Ini berarti pemilahan dan pembatasan waktu penggunaan teknologi memang kemudian sangat penting untuk dilakukan selayaknya memilah makanan yang sehat dan yang kurang sehat. Kang mencontohkan sejumlah aplikasi kreatif dan aplikasi meditasi pada ponsel pintar dapat membantu untuk mengembangkan diri. Namun, jika tidak dibatasi, dapat memicu dopamin yang mampu berujung pada adiksi.
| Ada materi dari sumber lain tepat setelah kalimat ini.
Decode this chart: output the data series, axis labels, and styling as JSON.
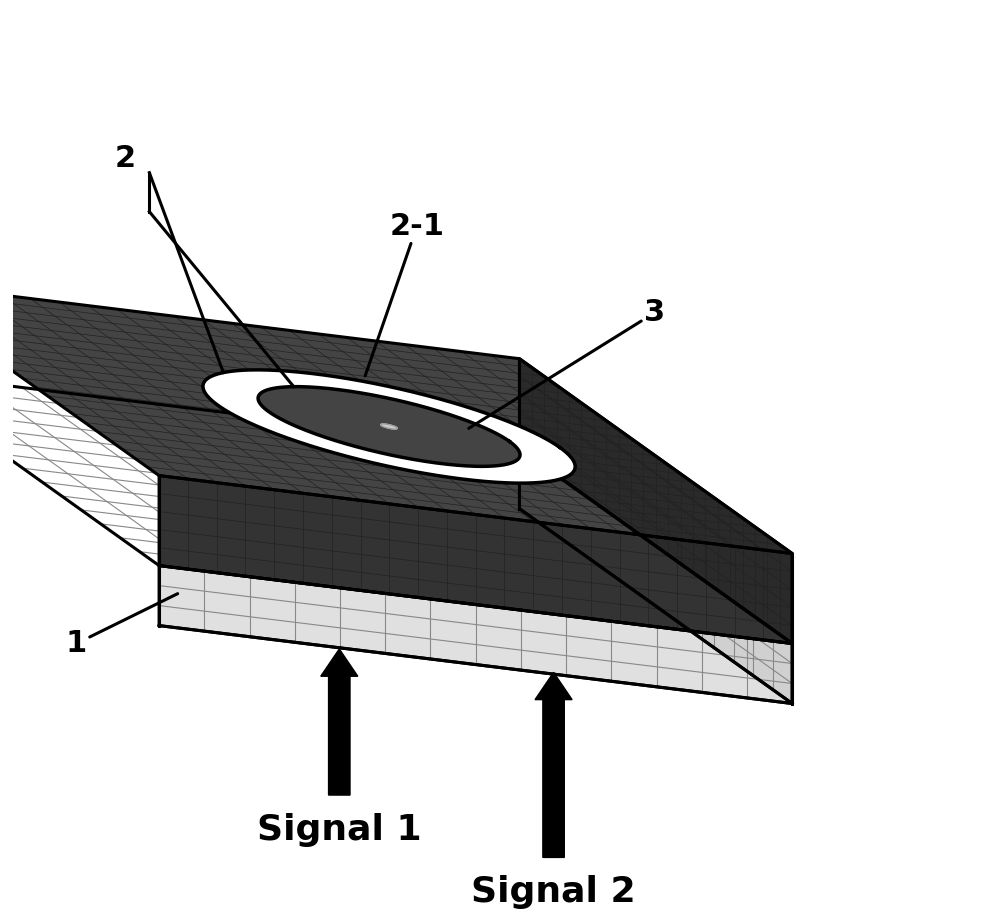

“Katakanlah ada aplikasi kreatif dan anak Anda sangat suka membuat film dengannya. Tapi mereka kemudian menggunakannya terlalu kerap, menghabiskan enam-tujuh jam sehari untuk itu,” katanya. “Ini bukan teknologi sampah, seperti Candy Crush, yang semuanya memicu dopamin—tetapi Anda masih harus berhati-hati dan menetapkan batasan.”
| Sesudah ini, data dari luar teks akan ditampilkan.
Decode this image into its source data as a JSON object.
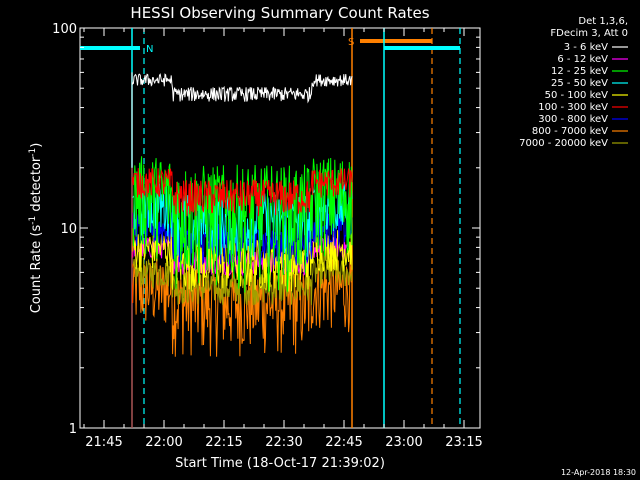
{
  "chart_data": {
    "type": "line",
    "title": "HESSI Observing Summary Count Rates",
    "xlabel": "Start Time (18-Oct-17 21:39:02)",
    "ylabel_main": "Count Rate (s",
    "ylabel_sup1": "-1",
    "ylabel_mid": " detector",
    "ylabel_sup2": "-1",
    "ylabel_end": ")",
    "y_scale": "log",
    "ylim": [
      1,
      100
    ],
    "xlim": [
      "21:39",
      "23:19"
    ],
    "x_ticks": [
      "21:45",
      "22:00",
      "22:15",
      "22:30",
      "22:45",
      "23:00",
      "23:15"
    ],
    "y_ticks": [
      "1",
      "10",
      "100"
    ],
    "legend_header": [
      "Det 1,3,6,",
      "FDecim 3, Att 0"
    ],
    "legend_placement": "top-right outside plot",
    "series": [
      {
        "name": "3 - 6 keV",
        "color": "#ffffff",
        "level": 55,
        "noise": 4
      },
      {
        "name": "6 - 12 keV",
        "color": "#ff00ff",
        "level": 8,
        "noise": 1
      },
      {
        "name": "12 - 25 keV",
        "color": "#00ff00",
        "level": 15,
        "noise": 8
      },
      {
        "name": "25 - 50 keV",
        "color": "#00ffff",
        "level": 13,
        "noise": 4
      },
      {
        "name": "50 - 100 keV",
        "color": "#ffff00",
        "level": 8,
        "noise": 2
      },
      {
        "name": "100 - 300 keV",
        "color": "#ff0000",
        "level": 17,
        "noise": 3
      },
      {
        "name": "300 - 800 keV",
        "color": "#0000ff",
        "level": 10,
        "noise": 2
      },
      {
        "name": "800 - 7000 keV",
        "color": "#ff8000",
        "level": 5,
        "noise": 2
      },
      {
        "name": "7000 - 20000 keV",
        "color": "#a0a000",
        "level": 6,
        "noise": 1
      }
    ],
    "data_interval": [
      "21:52",
      "22:47"
    ],
    "annotations": [
      {
        "label": "N",
        "color": "#00ffff",
        "start": "21:39",
        "end": "21:54",
        "line": "21:52",
        "dashed_line": "21:55"
      },
      {
        "label": "S",
        "color": "#ff8000",
        "start": "22:49",
        "end": "23:07",
        "line": "22:47",
        "dashed_line": "23:07"
      },
      {
        "label": "",
        "color": "#00ffff",
        "start": "22:55",
        "end": "23:14",
        "line": "22:55",
        "dashed_line": "23:14"
      }
    ],
    "grid": false
  },
  "footer_timestamp": "12-Apr-2018 18:30"
}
Seperti layaknya memakan makanan ‘sampah’ ketika sedang stres, Kang menerangkan teknologi bisa menjadi berbahaya jika kita mengaksesnya hanya demi mengejar efek ‘hadiah’ yang ditimbulkan oleh neurokimia dari otak.
Dikutip Huffington Post, Konsultan Digital Marketing Joanne Tombrakos memiliki pendapat serupa dengan Kang. Ia mengatakan, sesungguhnya, alih-alih melakukan detoks digital, orang akan lebih sukses mengurangi adiksi dari penggunaan teknologi ketika ia menerapkan diet digital.
Ia beralasan, masih menganalogikan dengan makanan, mengonsumsi makanan secara sehat bukan berarti mengeliminasi sepenuhnya makanan yang tidak sehat. Hal ini juga sama dengan teknologi.
“Saya pikir menetapkan batasan merupakan cara terbaik, karena kita tidak dapat melepaskan diri seutuhnya dari teknologi ... ini karena teknologi dapat memberikan begitu banyak hal baik namun pada saat bersamaan sehingga juga berpontensi membuang waktu kita.”
Rise Prastika, 30, benar-benar merasakan manfaat dari diet teknologi ini, utamanya dalam hal manajemen waktu. Ia jadi dapat melakukan lebih banyak hal dan produktivitas kerjanya meningkat dengan pesat.
Salah satu hal yang dilakukan oleh wanita yang kini bekerja sebuah perusahaan energi di Jepang tersebut adalah membatasi diri mengonsumsi layanan internet dengan konten-konten panjang dan membuat kecanduan seperti Netflix dan YouTube.
“Parah, sih, bedanya,” katanya pada Tirto, menjelaskan perbedaan produktivitas sebelum dan sesudah melakukan diet teknologi. “Satu series di Netflix itu kalau binge watchingngabisin 1-2 hari. Itu bisa aku pakai buat nyicil kerjaan/tugas/tesis or do other things macam baca buku. YouTube juga cenderung kayak rabbit hole.”
Meski demikian, Chief Non-Digital Officer Digital Detoxing, Martin Talks, tidak sepenuhnya sepakat dengan pendapat bahwa detoks digital dapat memperparah kecanduan teknologi. Ia beralasan detoks digital lebih mirip dengan masa puasa, seperti halnya dengan makanan.
“Detoksifikasi digital dapat disamakan dengan puasa: kesempatan untuk membersihkan pikiran dan merenungkan apa yang benar-benar bermakna dan bergizi [bagi tubuh],” terangnya.
Terlepas dari pertentangan yang ada, tidak ada salahnya jika Anda juga mencoba untuk melakukannya jika menilik dari manfaat yang berpotensi untuk diperoleh. Jadi, apa yang Anda pilih? Detoks digital atau diet teknologi?